Sunday, January 15, 2012
(Flounce of French Guipure lace from the late
17th- and early 18th-centuries, at the State
Hermitage Museum in St. Petersburg, Russia)
The conversation below takes place between a philosophy teacher and Monsieur Jourdain, the middle-class son of a cloth merchant in the comedy The Bourgeois Gentleman by Molière (1622-1673), French playwright and actor. The play follows Monsieur Jourdain as he is preparing, with the help of tutors, to climb up the social ladder to the aristocracy.
Monsieur Jourdain (MJ): I must confide in you. I’m in love with a lady of great quality, and I wish that you would help me write something to her in a little note that I will let fall at her feet.
Philosophy Teacher (PT): Very well.
MJ: That will be gallant, yes?
PT: Without doubt. Is it verse that you wish to write her?
MJ: No, no. No verse.
PT: Do you want only prose?
MJ: No, I don’t want either prose or verse.

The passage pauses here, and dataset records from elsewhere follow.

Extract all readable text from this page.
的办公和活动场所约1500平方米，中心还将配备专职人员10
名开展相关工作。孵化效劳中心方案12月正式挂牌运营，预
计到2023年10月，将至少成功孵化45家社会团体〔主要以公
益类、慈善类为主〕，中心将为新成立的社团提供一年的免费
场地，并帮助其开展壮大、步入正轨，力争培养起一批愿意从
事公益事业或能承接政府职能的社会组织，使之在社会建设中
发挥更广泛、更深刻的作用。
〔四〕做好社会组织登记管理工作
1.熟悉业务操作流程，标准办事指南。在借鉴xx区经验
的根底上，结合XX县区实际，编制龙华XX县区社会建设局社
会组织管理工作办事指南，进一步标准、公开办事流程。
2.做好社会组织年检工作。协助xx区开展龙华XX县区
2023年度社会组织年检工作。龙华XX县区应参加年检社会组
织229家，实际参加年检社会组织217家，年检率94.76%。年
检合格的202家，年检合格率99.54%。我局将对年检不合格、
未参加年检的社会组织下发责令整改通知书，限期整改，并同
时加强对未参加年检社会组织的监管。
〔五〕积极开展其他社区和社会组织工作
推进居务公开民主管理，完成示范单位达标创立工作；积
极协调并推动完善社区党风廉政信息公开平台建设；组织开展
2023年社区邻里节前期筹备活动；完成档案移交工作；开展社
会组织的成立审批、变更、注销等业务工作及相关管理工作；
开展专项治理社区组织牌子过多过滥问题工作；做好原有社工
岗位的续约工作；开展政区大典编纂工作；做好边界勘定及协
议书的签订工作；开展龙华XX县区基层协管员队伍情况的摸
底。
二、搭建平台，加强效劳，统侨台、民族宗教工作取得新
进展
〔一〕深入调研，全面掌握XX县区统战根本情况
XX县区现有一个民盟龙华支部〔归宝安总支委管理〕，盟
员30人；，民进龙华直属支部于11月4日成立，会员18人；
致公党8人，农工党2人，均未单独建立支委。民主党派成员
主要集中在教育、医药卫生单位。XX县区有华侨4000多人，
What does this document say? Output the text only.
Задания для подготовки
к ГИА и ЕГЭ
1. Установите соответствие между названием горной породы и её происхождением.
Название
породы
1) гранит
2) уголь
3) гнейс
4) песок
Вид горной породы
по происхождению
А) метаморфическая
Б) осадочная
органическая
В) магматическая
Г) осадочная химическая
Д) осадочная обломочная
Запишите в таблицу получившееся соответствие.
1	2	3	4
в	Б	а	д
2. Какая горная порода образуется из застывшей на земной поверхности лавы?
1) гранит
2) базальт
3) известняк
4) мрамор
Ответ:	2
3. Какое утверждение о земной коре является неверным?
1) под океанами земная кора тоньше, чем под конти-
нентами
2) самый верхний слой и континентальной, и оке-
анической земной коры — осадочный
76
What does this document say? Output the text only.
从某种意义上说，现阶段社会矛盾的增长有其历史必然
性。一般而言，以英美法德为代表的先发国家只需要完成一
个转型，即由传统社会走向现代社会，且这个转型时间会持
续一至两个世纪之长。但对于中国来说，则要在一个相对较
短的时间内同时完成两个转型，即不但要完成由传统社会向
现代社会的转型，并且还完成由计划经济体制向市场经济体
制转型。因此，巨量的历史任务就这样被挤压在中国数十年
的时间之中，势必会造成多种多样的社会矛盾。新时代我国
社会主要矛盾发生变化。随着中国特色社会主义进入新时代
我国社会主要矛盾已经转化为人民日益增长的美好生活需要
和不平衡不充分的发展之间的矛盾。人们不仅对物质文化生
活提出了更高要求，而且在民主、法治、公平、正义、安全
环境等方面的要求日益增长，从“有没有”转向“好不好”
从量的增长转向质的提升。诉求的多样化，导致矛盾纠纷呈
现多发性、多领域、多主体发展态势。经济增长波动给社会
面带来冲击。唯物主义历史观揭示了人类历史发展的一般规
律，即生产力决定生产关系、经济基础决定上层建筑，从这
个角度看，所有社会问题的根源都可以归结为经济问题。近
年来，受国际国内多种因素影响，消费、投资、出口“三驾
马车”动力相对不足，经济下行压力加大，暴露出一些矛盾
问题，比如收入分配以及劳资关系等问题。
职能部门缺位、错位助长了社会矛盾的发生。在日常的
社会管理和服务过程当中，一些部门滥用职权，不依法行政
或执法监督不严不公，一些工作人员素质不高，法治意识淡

PT: It must be one or the other.
PT: Because, sir, there is no other way to express oneself than with prose or verse.
MJ: There is nothing but prose or verse?
PT: No, sir, everything that is not prose is verse, and everything that is not verse is prose.
MJ: And when one speaks, what is that then?
MJ: What? when I say, “Nicole, bring me my slippers, and give me my nightcap,” that’s prose?
PT: Yes, sir.
MJ: Good heavens! For more than forty years I have been speaking prose without knowing it.
BECAUSE YOU ASKED ABOUT THE LINE BETWEEN PROSE AND POETRY
Sparrows were feeding in a freezing drizzle
That while you watched turned into pieces of snow
Riding a gradient invisible
From silver aslant to random, white, and slow.
There came a moment that you couldn’t tell.
And then they clearly flew instead of fell.